Further, FINTRAC has historically highlighted the importance of financial entities’ reporting obligations (especially suspicious transaction reports) in assisting the agency to deter and detect financial crime. One recurring issue in the Final Report was the need to prioritize reports that make the most impact (qualitative reporting over quantitative reporting that tends to result from defensive reporting). This will require direction from Canadian regulators on Canada’s economic crime threat priorities, to inform reporting entities how to allocate compliance resources to meet these objectives.
Therefore, it is possible that money laundering / terrorist financing indicators currently used to assist reporting entities identify suspicious transactions will be refined.
Rate of compliance reviews for MSBs
One of the findings is that FINTRAC conducts “relatively few compliance examinations of MSBs” compared to the number of MSBs registered between 2015 and 2020. In future AML frameworks, MSBs may expect not only more regular compliance examinations by the regulator, but new MSBs will have their AML compliance programs reviewed at an earlier stage of its existence.

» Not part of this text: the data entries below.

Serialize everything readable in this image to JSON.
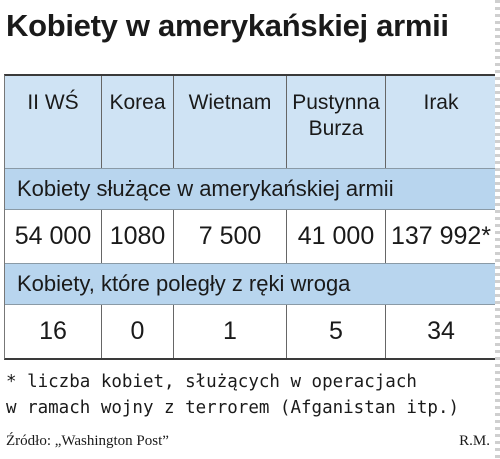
{
  "title": "Kobiety w amerykańskiej armii",
  "chart_data": {
    "type": "table",
    "title": "Kobiety w amerykańskiej armii",
    "columns": [
      "II WŚ",
      "Korea",
      "Wietnam",
      "Pustynna\nBurza",
      "Irak"
    ],
    "sections": [
      {
        "label": "Kobiety służące w amerykańskiej armii",
        "values": [
          "54 000",
          "1080",
          "7 500",
          "41 000",
          "137 992*"
        ],
        "numeric": [
          54000,
          1080,
          7500,
          41000,
          137992
        ]
      },
      {
        "label": "Kobiety, które poległy z ręki wroga",
        "values": [
          "16",
          "0",
          "1",
          "5",
          "34"
        ],
        "numeric": [
          16,
          0,
          1,
          5,
          34
        ]
      }
    ]
  },
  "footnote": {
    "line1": "* liczba kobiet, służących w operacjach",
    "line2": "w ramach wojny z terrorem (Afganistan itp.)"
  },
  "source": "Źródło: „Washington Post”",
  "author": "R.M.",
  "colors": {
    "header_bg": "#cfe3f4",
    "band_bg": "#b8d5ee",
    "text": "#1a1a1a"
  }
}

Unregistered MSBs may also be identified more often and be required to register with the regulator, failing which, incurring sanctions.
Beneficial ownership registry
The Commission acknowledged shell companies are at the center of the most sophisticated money laundering operations, and the use of nominee ownership is an effective way to put distance between offenders and proceeds of crime. Outside Canada, there has been a trend towards public registers of similar kind as a risk-based approach to combat money laundering. It is unclear what information would be stored in a pan-Canadian beneficial ownership registry, and what level and scale of access the public will have to it. What is clear is the Commission’s recommendation for provinces to work with the federal government to operationalize a corporate beneficial ownership registry before the end of 2023.
The content of this article is intended to provide a general guide to the subject matter. Specialist advice should be sought about your specific circumstances.